Everything You Need To Know About Berghain In Berlin

Ah, Berghain — the Great White Whale of Berlin clubbing experiences. It's the Mecca of techno, one of Berlin's longest-operating music venues, and is as famous for its exclusivity as it is for its music.

Berlin clubs are like Disneyland for adults, packed with people expressing their true colors. Berghain was historically a gay club and still plays an important role in providing a safe space for the queer, techno-loving community to do as they please. People of all genders dance, drink, and sneak into designated dark rooms to hook up and enjoy the nightlife together.

There are several spaces within Berghain, including the main room, the ground floor Saüle space, and the upstairs, house-oriented Panorama Bar. The club is open from around 10 p.m. on Friday through 6 a.m. on Monday, and it's true that there are people who go in at the start of their weekend and crawl out, bleary-eyed, on Monday at dawn.

How to get into Berghain

Getting into Berghain requires passing a vibe check, and no amount of faking it will help you get into a club whose bouncers get a kick out of turning away the rich and famous (including, infamously, Elon Musk). Ignore people who tell you to "just wear black," and dig into the back of your closet for your rattiest pair of jeans, boldest boots, or a sleek leather or puffer coat. Or go the complete opposite direction, and opt for a full fetishwear look, latex and leather. No heels, mini-dresses, boat shoes, collared shirts, or suits.

Stick to small groups, two or three people max, and make sure someone in your group actually speaks German. Let them do all the talking — but don't talk too much. Don't be rowdy or chat loudly in the line, and know which DJ is playing that night since you might be asked. On the off chance you get in, make sure you have cash for the cover, which will probably be around €20.

Snacking at Berghain

Since clubbing kicks off late in Berlin, around 1 a.m., and lines for clubs are so long, there's a big pre-gaming culture in the city. Before you kick off your Berghain adventure, stop by a späti (short for Spätkauf, which loosely translates to "late-night shop"). It's like the Berlin approximation of a bodega, where you can buy a few liter beers for barely a euro or two each. 

It's legal (and common) to drink in public in Germany, so most people drink a couple of beers in line for the club, and people will even come around with shopping carts to collect your empty bottles, so they can cash in on the "pfand" or bottle deposit. Just don't get too tipsy, or you'll get turned away at the door.

You might also want to stock up on snacks at the späti, or grab a döner on your way since food options at Berghain are limited. The Icebar sells smoothies, sandwiches, and ice cream but often runs out partway through the weekend. The coat check (Garderobe) also sells simple snacks like chips or protein bars.

Drinks at Berghain

You're not going to find an elaborate craft cocktail menu at Berghain.
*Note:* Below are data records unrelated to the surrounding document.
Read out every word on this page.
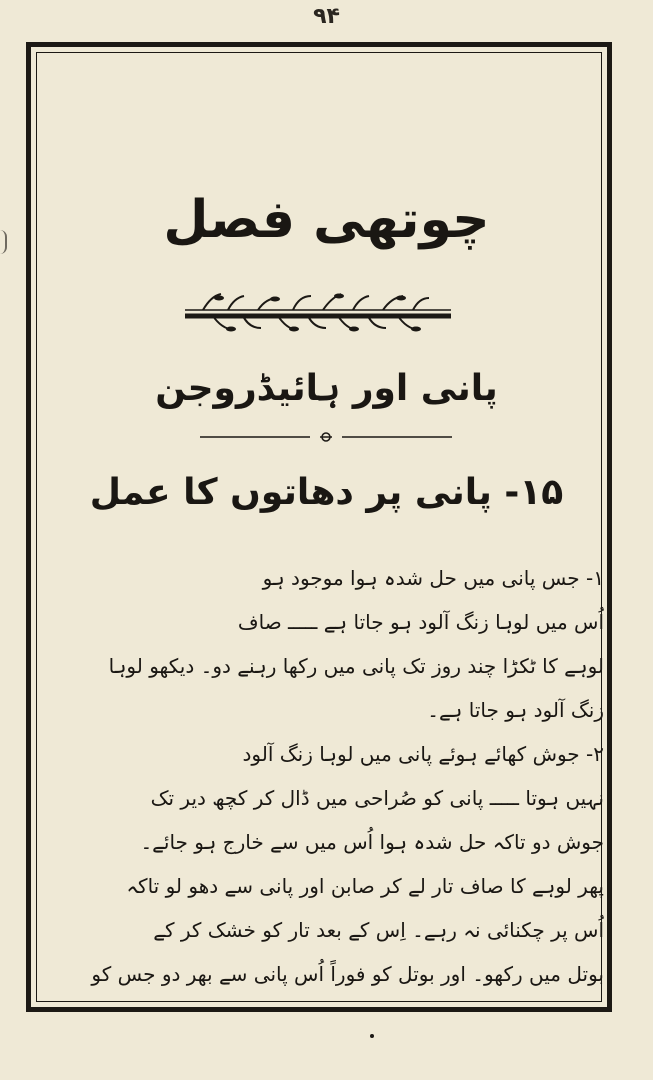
۹۴
چوتھی فصل
پانی اور ہائیڈروجن
۱۵- پانی پر دھاتوں کا عمل
۱- جس پانی میں حل شدہ ہوا موجود ہو
اُس میں لوہا زنگ آلود ہو جاتا ہے ـــــ صاف
لوہے کا ٹکڑا چند روز تک پانی میں رکھا رہنے دو۔ دیکھو لوہا
زنگ آلود ہو جاتا ہے۔
۲- جوش کھائے ہوئے پانی میں لوہا زنگ آلود
نہیں ہوتا ـــــ پانی کو صُراحی میں ڈال کر کچھ دیر تک
جوش دو تاکہ حل شدہ ہوا اُس میں سے خارج ہو جائے۔
پھر لوہے کا صاف تار لے کر صابن اور پانی سے دھو لو تاکہ
اُس پر چکنائی نہ رہے۔ اِس کے بعد تار کو خشک کر کے
بوتل میں رکھو۔ اور بوتل کو فوراً اُس پانی سے بھر دو جس کو
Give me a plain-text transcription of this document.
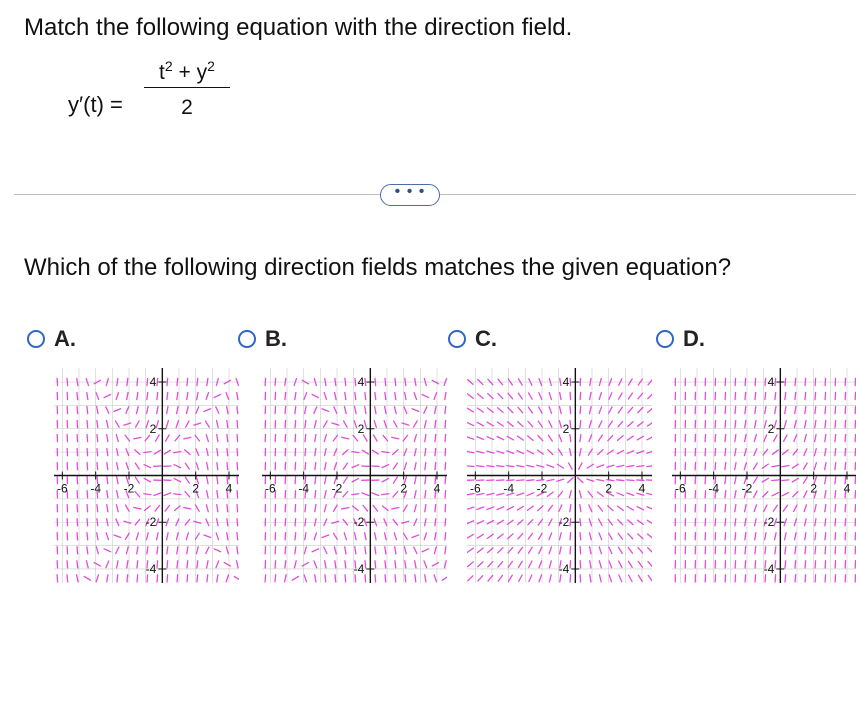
Match the following equation with the direction field.
y′(t) =
$t^2 + y^2$
2
• • •
Which of the following direction fields matches the given equation?
A.	B.	C.	D.
-6 -4 -2	2 4
4
2
-2
-4
-6 -4 -2	2 4
4
2
-2
-4
-6 -4 -2	2 4
4
2
-2
-4
-6 -4 -2	2 4
4
2
-2
-4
At best, you might be able to order a whisky sour or caipirinha, but you're better off sticking to the basics. (According to Electronic Beats, someone stole a Berghain drink menu in 2016 and put it up for sale on eBay, spilling the tea, so to speak, on the club's offerings.) It has the fixings for mixed drinks and several beer options, as well as a selection of flavors of the non-alcoholic BioZisch sodas. (Try the Rhabarber, or rhubarb flavor, if you dare to pronounce it.) 

Surprising as it might sound, a lot of club kids don't get anything to drink at the bar since they've probably pre-gamed. Another reason is that club drinks are considered expensive in Berlin, though tourists from other major world cities might laugh at the notion of a €7 mixed drink (or "long drink," as they're called in Germany), emptying out any wallets. Don't forget to bring cash, though, both for the door cover and probably for drinks, since many Berlin clubs don't take credit cards.

Club Mate, the mate tea-based energy drink beloved by Berliners, is a popular (legal) choice for keeping yourself up until the party starts to wind down around 10 a.m. A classic Berlin club drink is a vodka-mate, the German equivalent of a vodka-Red Bull.